IoT facilitates an efficiency leap for the lift world
Lifts are predestined for IoT (Internet of Things) applications. This is why the Cedes Group is developing a new portfolio of sensors.
By Christian-Erik Thöny
IoT permits a completely new dimension of connectivity in all kinds of industrial applications and products. This is based on the data collected by a constantly increasing number of sensors installed of every variety. The result is a "raw material" whose availability, unlike oil, is inexhaustible.
The international weekly, "The Economist", actually declared data to be the oil of the 21st century: it was the most valuable resource today. However, data have to be refined just like oil. Artificial intelligence plays a decisive role here. Data only become strong and usable once they are linked in peripheral systems, such as additional lifts, escalators, building controls, air conditioning or automatic doors.
As a result, IoT has developed into an enormous industry with very high growth rates. The worldwide turnover is expected to grow in just five years from 201 billion dollars in 2022 to 483 billion dollars in 2027.
New product portfolio Photo: © IoT Analytics
Lifts are predestined for IoT applications since they have a high degree of standardisation and due to urbanisation and demographic development represent an increasingly important vertical means of transport.
The Cedes Group has accepted this challenge and developed a new sensor product portfolio ("Fusion"), which has the ability to communicate with higher clouds and as a result makes IoT in the lift sector possible in the first place.
Metaphorically, these new Cedes sensors are not just able to "see" (through the light curtain") but also acquire additional "senses" such as "acceleration", "pressure", "temperature" and "humidity". This permits the evaluation and monitoring of the function and status of the lift in its ambient environment. The operating status analysis is completed through combination with the operating data of the drive elements such as motors and controllers. The passenger flows are recorded and the operator of the lift or lift cluster obtains valuable information on how the lift is used.

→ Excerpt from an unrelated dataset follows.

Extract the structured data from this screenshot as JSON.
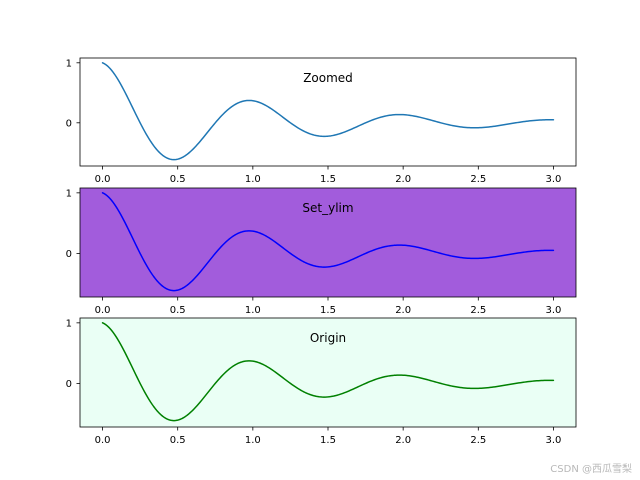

AI-supported features analyses
However, AI-supported evaluations are even more important for service. It will be possible to determine or predict fairly accurately which components are going to be in a negative trend and will fail in a particular period. Based on this comprehensive number of status data with AI-supported feature analyses, the ability to make highly accurate forecasts is easy to imagine.
The prospect of enhancing the quality of service and making it more efficient, faster – i.e. more economic – is fascinating. As if this were not enough, it will permit monitoring the quality of the service work itself. Service can be performed by a wider group since thanks to the comprehensive information above, the service deployment is simplified.
Partnership with relayr Photo: © IoT Analytics
The AI-"refined" status data of the Cedes "Fusion" sensor are sent to the cloud by the communication capable system. The data are prepared in combination with AI in the cloud and linked to additional lifts and other relevant systems. As a result, a "common operating picture" (COP) arises, which provides a comprehensive description of the lift or lift cluster in its actual environment. This cloud system is operated by the "Skyler Elevate" system of the experienced company relayr (in partnership with the Cedes sensor systems).
Currently, it is becoming increasingly clear that all kinds of interest groups related to lifts and escalators want to have the operating data. Sooner or later, these will have to be provided at least in part by the manufacturers and service companies. This will happen – whether we want it or not, with us or without us.
The state procures the data
The state of Singapore is a pioneer, a role model, so to speak. Data from all areas of life are recorded, prepared and provided in a data platform to all interest groups as DaaS (Data as a Service). This enables all app developers and operators to access these data and provide their SW services, SaaS (SW as a Service) to the public.
In Singapore, the focus is on the vertical transport in particular, i.e. the lifts. Since the lift OEMs do not provide the data, the state of Singapore has installed parallel non-invasive sensor systems in the shafts and procures the data itself. The service quality and costs are naturally monitored as a result.
The author was until recently CEO of the Cedes Group.